The error occurs when np.memmap tries to call mmap.mmap internally. The second argument to mmap.mmap specifies the length of the file in bytes. For 329568 by 27519 array containing 64 bit (8 byte) values, the length will be 72555054336 bytes (i.e. ~72GB).
The value 72555054336 needs to be converted to an integer type that can be used as an index. In 32 bit Python, indices need to be 32 bit integer values. However, the largest number that can be represented by a 32 bit integer is much smaller than 72555054336:
print(np.iinfo(np.int32(1)).max)
# 2147483647
Even a 32 bit array would require a length of 36277527168 bytes, which is still about 16x larger than the largest representable 32 bit integer.

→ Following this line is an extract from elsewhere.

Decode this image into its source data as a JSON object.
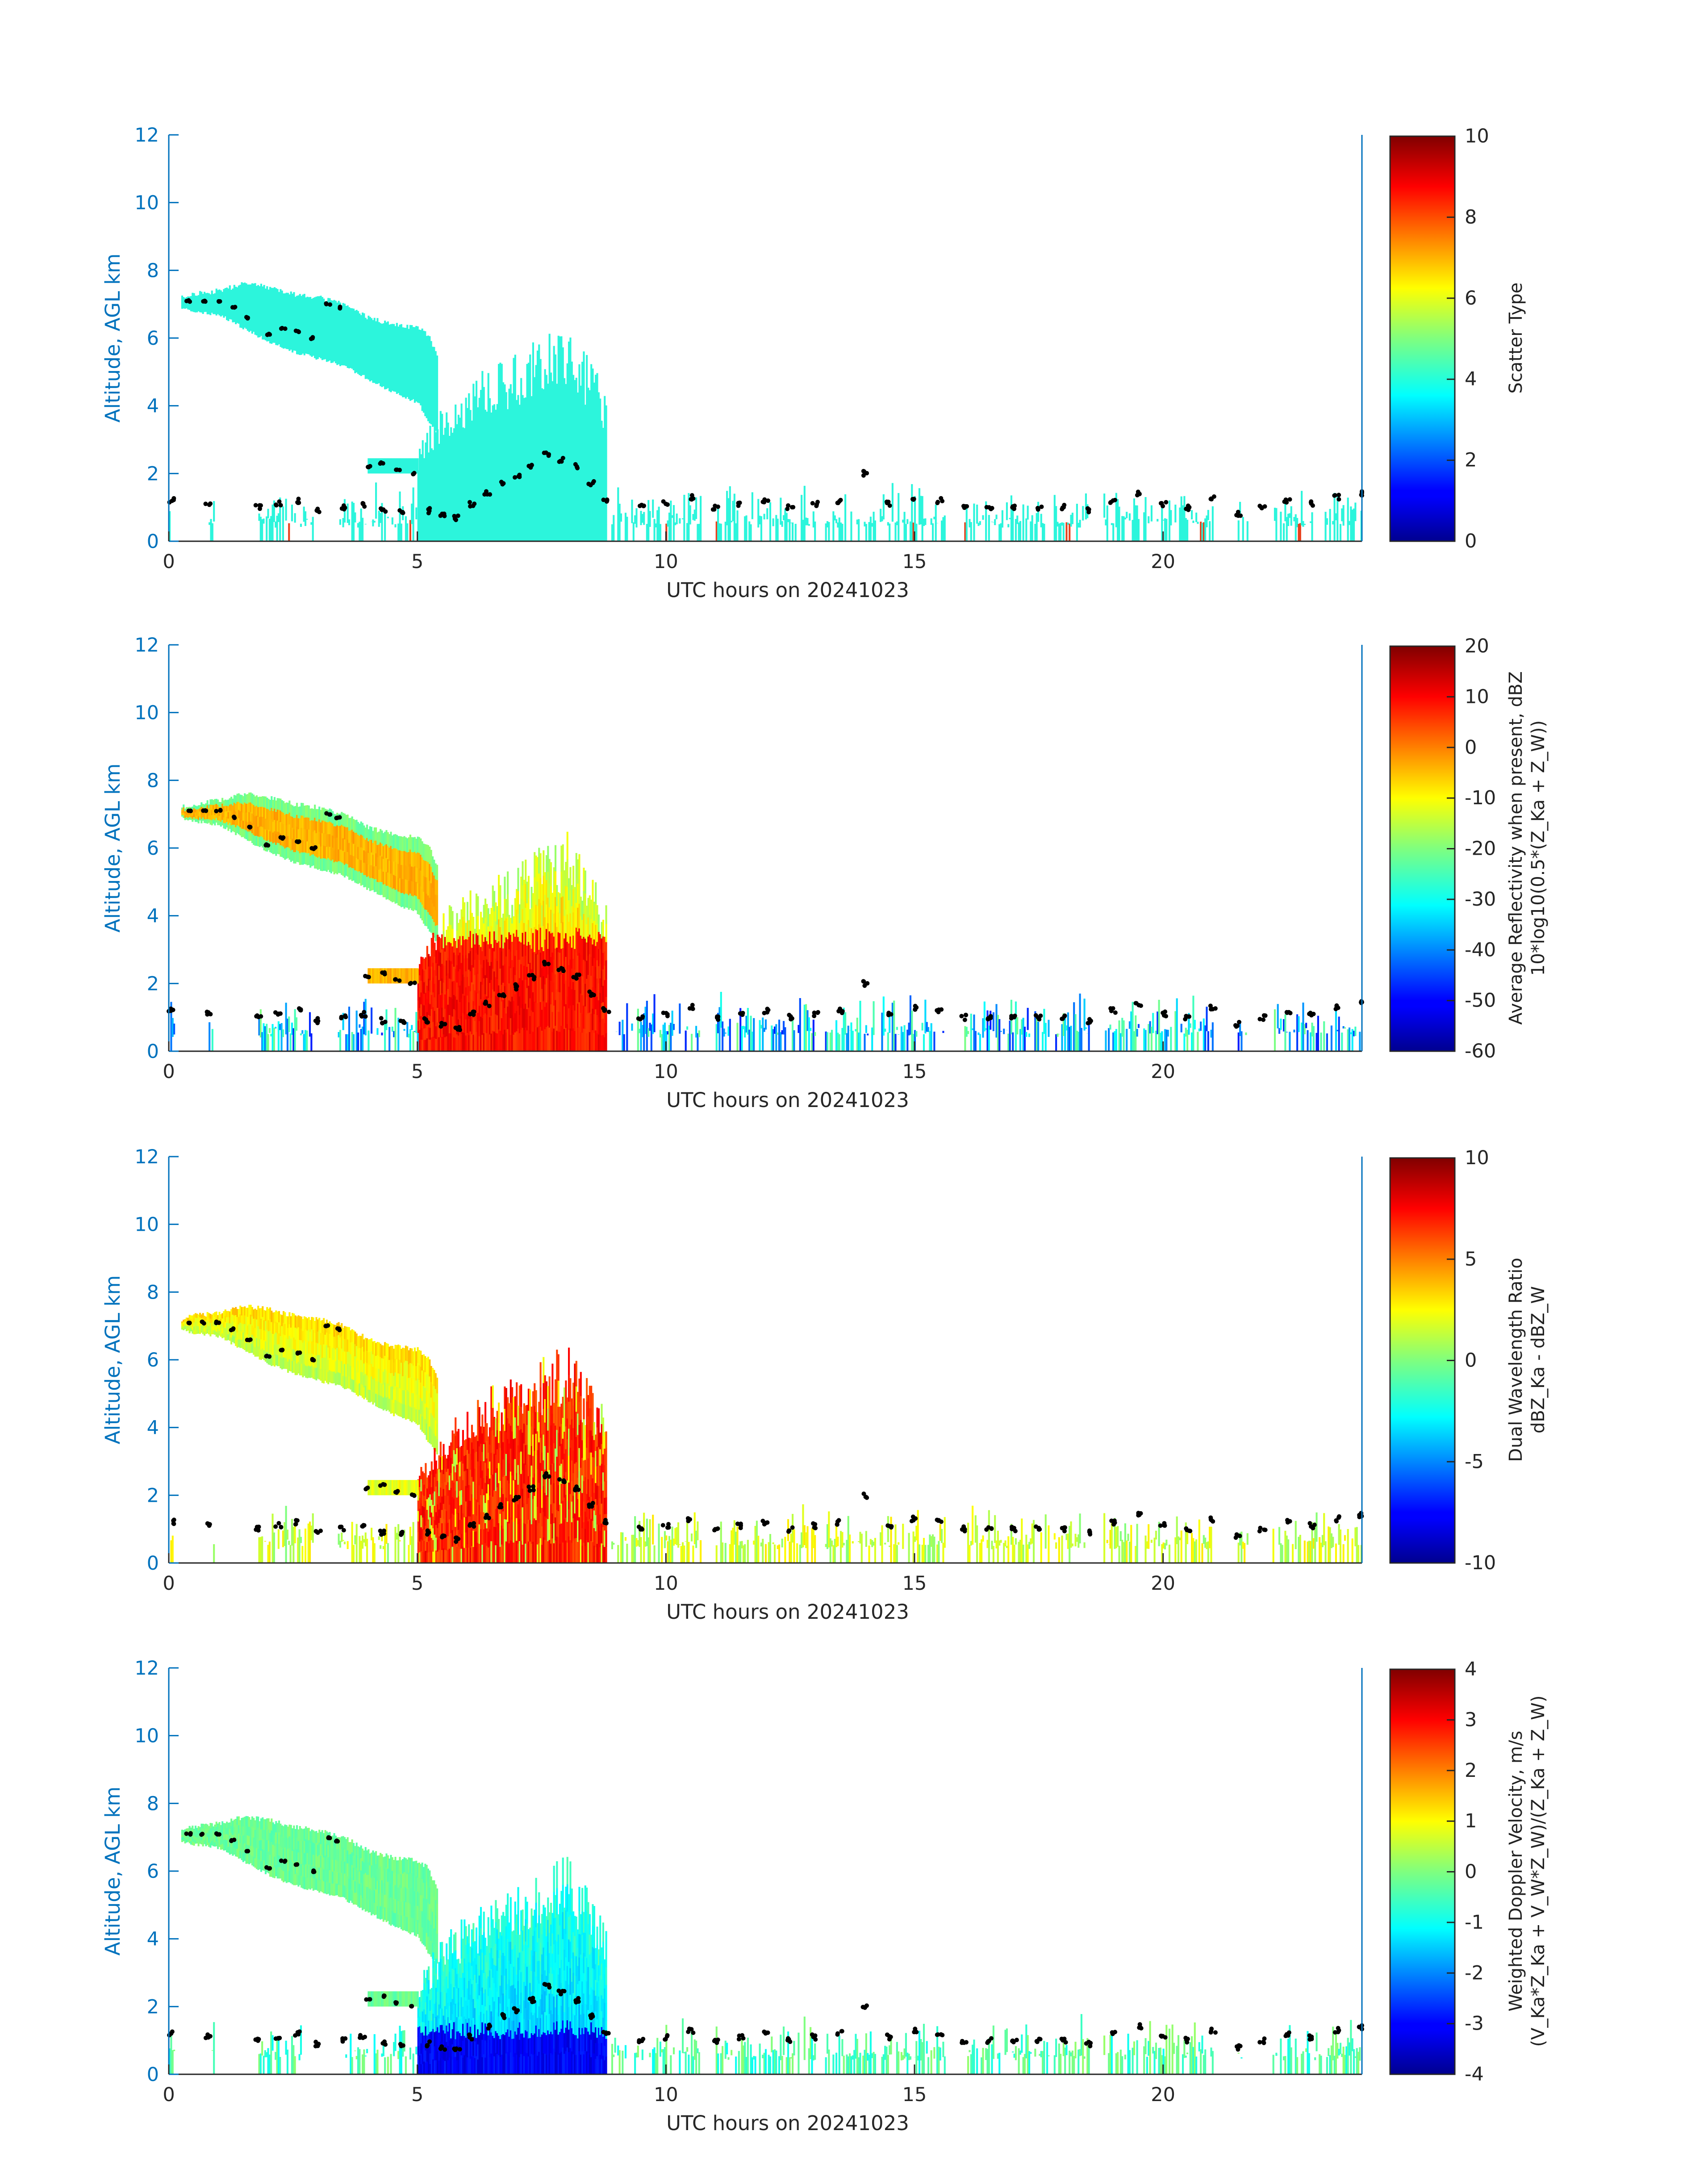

I don't see any easy way around this problem besides switching to 64 bit Python/numpy. There are other very good reasons to do this - 32 bit Python can only address a maximum of 3GB of RAM, even though your machine has 8GB available.
Even if you could generate an np.memmap that big, the next line
matrix = np.genfromtxt("Results/TDM-short.csv", dtype='int32', delimiter=',', skip_header=1)
will definitely fail, since it requires creating an array in RAM that's 32GB in size. The only way that you could possibly read that CSV file is in smaller chunks, like in my answer here that I linked to in the comments above.
As I mentioned in the comments for your other question, what you ought to do is convert your TermDocumentMatrix to a scipy.sparse matrix rather than writing it to a CSV file. This would require much, much less storage space and RAM, since it can take advantage of the fact that almost all of the word counts are zero-valued.